Remember, that means:
- Increasing your financial security
- Increasing your freedom of choice
- Moving from financially surviving each month, to financially thriving
1. Increase Your Monthly Cash Flow
Monthly cash flow – or, the amount of money you have to work with each month – is highly important to increasing your freedom of choice, and to feel like you’re thriving.
The best way to increase your monthly cash flow is by paying off your debts. When you pay off your debts, you both:
- Decrease the money you spend to service, or pay, your debts, and give you more money to both spend.
- Decrease the amount of money your household must earn as a baseline to survive, thus opening up more freedom of choice.
You can also increase your monthly cash flow by earning more money.
2. Prioritize Spending Better
Get rid of what is not a priority for you, so that you have more freedom of choice in what you DO get to spend your money on.
3. Make Better Financial Decisions
Most people make decisions to get out of a jam. You’re going to go above that, and make financial decisions that both get you out of a situation in the now, AND, put your family in a better decision in the future.
4. Do a Portfolio Audit
I wrote a very easy-to-follow article on how to do a portfolio checkup, using free software. Get to it!
5. Change Your Money Mindset
Most of us (myself included) need to work on our money mindsets, which will change everything.
I mean, you still have to take the actions, but if you get your brain to go along with it?
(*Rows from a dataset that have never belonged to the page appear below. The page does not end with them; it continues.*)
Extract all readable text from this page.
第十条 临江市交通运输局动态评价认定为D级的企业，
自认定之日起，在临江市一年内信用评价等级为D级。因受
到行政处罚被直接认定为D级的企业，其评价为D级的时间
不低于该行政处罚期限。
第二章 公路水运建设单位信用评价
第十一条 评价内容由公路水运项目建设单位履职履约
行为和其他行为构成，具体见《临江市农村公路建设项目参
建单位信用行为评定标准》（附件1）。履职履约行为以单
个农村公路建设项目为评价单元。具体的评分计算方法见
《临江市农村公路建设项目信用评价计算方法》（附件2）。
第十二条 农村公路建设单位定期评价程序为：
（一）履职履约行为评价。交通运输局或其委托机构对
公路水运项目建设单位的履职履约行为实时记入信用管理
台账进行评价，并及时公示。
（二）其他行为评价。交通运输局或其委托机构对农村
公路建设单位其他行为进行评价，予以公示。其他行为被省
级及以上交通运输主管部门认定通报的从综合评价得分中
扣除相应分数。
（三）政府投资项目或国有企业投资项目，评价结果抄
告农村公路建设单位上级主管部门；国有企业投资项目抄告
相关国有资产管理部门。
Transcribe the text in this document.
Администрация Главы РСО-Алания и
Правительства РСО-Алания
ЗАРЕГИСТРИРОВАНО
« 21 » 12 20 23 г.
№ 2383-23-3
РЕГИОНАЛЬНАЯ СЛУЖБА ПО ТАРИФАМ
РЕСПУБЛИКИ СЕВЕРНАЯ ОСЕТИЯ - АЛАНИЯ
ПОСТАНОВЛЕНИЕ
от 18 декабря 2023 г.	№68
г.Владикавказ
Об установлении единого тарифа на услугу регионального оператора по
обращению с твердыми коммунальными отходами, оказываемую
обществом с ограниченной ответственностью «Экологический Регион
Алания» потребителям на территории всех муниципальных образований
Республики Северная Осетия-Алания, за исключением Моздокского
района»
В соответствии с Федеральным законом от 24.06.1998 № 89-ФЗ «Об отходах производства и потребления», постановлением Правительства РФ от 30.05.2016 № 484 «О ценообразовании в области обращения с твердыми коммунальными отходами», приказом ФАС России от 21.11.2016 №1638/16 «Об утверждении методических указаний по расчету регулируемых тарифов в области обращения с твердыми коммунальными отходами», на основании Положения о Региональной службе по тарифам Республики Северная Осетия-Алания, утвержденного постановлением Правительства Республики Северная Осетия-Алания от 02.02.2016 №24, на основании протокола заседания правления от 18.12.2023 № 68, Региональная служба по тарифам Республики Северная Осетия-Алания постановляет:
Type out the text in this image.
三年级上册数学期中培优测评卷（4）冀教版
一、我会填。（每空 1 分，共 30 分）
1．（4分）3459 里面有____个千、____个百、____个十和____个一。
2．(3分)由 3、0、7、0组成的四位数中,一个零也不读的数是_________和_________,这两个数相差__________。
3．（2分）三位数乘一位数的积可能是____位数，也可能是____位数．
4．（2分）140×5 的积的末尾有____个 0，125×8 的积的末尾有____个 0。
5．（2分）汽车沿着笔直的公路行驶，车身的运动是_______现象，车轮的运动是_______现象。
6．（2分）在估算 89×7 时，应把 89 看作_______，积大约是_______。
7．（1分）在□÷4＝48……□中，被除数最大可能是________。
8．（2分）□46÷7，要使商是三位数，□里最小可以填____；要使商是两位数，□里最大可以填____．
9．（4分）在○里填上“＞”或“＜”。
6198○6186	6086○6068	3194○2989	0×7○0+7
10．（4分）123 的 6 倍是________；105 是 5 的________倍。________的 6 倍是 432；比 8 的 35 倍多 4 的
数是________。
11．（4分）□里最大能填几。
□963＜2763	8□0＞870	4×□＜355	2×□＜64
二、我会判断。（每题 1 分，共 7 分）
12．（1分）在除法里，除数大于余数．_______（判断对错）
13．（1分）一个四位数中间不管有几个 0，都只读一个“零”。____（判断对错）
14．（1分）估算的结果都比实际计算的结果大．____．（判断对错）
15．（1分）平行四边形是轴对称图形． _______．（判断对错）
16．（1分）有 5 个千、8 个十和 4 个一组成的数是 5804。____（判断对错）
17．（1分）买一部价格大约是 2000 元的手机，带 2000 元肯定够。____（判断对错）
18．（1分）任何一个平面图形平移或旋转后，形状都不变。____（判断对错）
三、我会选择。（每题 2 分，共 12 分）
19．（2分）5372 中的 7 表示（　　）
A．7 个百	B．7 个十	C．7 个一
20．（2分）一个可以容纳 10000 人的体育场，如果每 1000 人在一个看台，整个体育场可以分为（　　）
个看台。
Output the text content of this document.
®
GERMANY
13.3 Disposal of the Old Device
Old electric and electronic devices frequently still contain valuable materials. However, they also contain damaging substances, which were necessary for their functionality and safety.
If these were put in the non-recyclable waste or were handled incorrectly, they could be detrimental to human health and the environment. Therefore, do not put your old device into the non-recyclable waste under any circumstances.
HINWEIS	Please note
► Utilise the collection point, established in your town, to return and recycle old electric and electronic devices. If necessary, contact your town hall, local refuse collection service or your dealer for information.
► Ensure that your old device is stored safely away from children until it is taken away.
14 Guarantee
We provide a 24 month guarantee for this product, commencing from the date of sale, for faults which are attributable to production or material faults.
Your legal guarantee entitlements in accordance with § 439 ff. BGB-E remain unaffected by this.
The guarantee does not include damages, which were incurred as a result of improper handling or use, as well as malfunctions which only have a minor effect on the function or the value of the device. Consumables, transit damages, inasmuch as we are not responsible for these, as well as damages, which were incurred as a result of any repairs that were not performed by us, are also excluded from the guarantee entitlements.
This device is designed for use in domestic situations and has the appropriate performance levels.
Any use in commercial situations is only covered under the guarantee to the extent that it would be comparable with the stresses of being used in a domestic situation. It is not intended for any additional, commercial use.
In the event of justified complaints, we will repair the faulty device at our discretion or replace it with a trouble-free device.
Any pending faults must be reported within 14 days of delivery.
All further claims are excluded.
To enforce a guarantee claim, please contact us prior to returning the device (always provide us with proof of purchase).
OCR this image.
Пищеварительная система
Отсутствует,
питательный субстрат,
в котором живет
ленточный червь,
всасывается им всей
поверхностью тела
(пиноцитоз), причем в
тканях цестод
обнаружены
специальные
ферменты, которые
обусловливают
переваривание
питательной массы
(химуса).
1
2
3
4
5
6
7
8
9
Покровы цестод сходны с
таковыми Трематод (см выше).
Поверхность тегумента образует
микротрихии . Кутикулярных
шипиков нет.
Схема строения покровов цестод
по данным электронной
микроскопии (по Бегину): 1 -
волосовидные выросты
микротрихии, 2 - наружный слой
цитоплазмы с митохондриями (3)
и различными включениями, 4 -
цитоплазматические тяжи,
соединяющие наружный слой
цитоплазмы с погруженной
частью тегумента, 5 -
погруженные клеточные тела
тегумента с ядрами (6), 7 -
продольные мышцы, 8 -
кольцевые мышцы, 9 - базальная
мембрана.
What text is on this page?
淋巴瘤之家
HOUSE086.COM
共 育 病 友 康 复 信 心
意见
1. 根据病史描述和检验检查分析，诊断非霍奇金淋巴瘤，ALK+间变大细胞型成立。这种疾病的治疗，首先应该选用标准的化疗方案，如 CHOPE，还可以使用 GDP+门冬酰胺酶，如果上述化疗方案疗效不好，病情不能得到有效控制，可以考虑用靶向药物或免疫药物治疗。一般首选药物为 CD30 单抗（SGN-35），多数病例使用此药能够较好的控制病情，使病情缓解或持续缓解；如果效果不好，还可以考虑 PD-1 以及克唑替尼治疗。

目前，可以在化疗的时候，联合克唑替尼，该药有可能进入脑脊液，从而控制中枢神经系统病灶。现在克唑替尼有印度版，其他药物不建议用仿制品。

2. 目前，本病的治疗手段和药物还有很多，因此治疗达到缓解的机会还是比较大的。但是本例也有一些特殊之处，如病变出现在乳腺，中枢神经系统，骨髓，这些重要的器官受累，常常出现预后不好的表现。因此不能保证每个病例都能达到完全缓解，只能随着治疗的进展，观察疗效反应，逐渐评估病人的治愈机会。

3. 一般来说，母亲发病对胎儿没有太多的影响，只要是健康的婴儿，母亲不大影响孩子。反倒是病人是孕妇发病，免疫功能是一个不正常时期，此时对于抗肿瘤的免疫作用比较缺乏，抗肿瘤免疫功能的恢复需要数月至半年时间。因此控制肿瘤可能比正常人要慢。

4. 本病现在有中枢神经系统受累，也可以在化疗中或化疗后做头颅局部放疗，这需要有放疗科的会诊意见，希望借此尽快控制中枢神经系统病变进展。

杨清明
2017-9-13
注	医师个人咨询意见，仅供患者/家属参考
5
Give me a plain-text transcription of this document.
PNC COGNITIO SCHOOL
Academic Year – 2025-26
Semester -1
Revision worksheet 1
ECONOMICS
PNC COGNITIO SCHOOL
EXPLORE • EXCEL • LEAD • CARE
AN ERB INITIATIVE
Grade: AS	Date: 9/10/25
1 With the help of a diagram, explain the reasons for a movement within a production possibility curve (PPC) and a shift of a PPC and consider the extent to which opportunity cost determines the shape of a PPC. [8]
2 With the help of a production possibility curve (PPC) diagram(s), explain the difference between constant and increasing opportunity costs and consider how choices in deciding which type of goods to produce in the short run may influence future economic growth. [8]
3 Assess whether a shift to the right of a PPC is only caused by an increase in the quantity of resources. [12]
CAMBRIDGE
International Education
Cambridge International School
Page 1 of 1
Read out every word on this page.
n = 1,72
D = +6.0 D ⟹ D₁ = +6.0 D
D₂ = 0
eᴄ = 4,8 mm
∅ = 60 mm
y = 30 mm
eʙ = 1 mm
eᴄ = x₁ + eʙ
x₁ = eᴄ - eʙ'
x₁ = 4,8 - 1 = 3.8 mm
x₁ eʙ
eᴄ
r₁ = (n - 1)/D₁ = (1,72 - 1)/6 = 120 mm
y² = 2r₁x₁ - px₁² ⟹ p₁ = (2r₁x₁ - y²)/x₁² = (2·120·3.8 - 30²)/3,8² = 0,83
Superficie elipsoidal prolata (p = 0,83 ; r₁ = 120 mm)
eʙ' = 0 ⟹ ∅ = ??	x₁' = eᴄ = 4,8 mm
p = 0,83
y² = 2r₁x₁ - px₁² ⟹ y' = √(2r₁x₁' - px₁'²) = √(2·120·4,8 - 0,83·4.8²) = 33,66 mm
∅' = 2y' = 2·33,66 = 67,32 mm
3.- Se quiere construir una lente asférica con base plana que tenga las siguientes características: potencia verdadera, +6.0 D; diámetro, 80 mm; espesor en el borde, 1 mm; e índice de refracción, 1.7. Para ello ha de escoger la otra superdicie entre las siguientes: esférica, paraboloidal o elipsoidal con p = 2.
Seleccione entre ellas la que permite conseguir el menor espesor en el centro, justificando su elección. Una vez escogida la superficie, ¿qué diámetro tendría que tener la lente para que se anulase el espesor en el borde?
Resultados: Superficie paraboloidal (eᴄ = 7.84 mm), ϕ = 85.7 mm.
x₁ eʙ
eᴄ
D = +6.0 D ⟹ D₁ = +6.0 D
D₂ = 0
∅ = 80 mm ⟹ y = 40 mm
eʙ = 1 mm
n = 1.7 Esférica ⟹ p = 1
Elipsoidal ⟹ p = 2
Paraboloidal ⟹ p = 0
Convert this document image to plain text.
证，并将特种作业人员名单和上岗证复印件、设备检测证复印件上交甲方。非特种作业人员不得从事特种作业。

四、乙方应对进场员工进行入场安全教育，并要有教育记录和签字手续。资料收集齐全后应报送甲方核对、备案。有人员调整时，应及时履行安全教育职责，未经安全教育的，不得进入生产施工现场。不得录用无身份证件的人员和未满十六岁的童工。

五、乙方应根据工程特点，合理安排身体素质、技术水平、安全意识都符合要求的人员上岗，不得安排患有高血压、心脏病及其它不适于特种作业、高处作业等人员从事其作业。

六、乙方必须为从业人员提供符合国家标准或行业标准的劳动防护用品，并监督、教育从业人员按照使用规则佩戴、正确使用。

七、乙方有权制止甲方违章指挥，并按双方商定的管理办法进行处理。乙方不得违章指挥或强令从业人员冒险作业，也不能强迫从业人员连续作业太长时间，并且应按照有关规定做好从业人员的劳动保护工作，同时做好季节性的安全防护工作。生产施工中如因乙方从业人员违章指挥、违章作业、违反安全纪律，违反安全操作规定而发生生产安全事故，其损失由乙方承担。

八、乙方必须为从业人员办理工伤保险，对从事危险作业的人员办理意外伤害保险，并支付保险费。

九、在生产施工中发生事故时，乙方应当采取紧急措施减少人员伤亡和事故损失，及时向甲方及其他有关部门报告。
Game-changer.
6. Get Your Finances Under Control
If things are completely out of whack and there aren’t systems or order? Well, then it’s going to be very difficult to feel financially well (even if you are!).
Get your finances under control, and work on what needs to be worked on – with the organization, you’ll see it much more clearly.
7. Remember You Can Recover
Recovering from financial mistakes is something everyone has to do at some point. That’s because we all make money mistakes!
This is different than a normal, annual financial checkup. And it’s wayyyy different than just glancing at your financial statement. The point to all this is to elevate those numbers and really give them meaning so that you know where your financial well-being is strong, and where it needs some serious help.
So, spill your beans. What do you need to work on, based on your answers to these questions?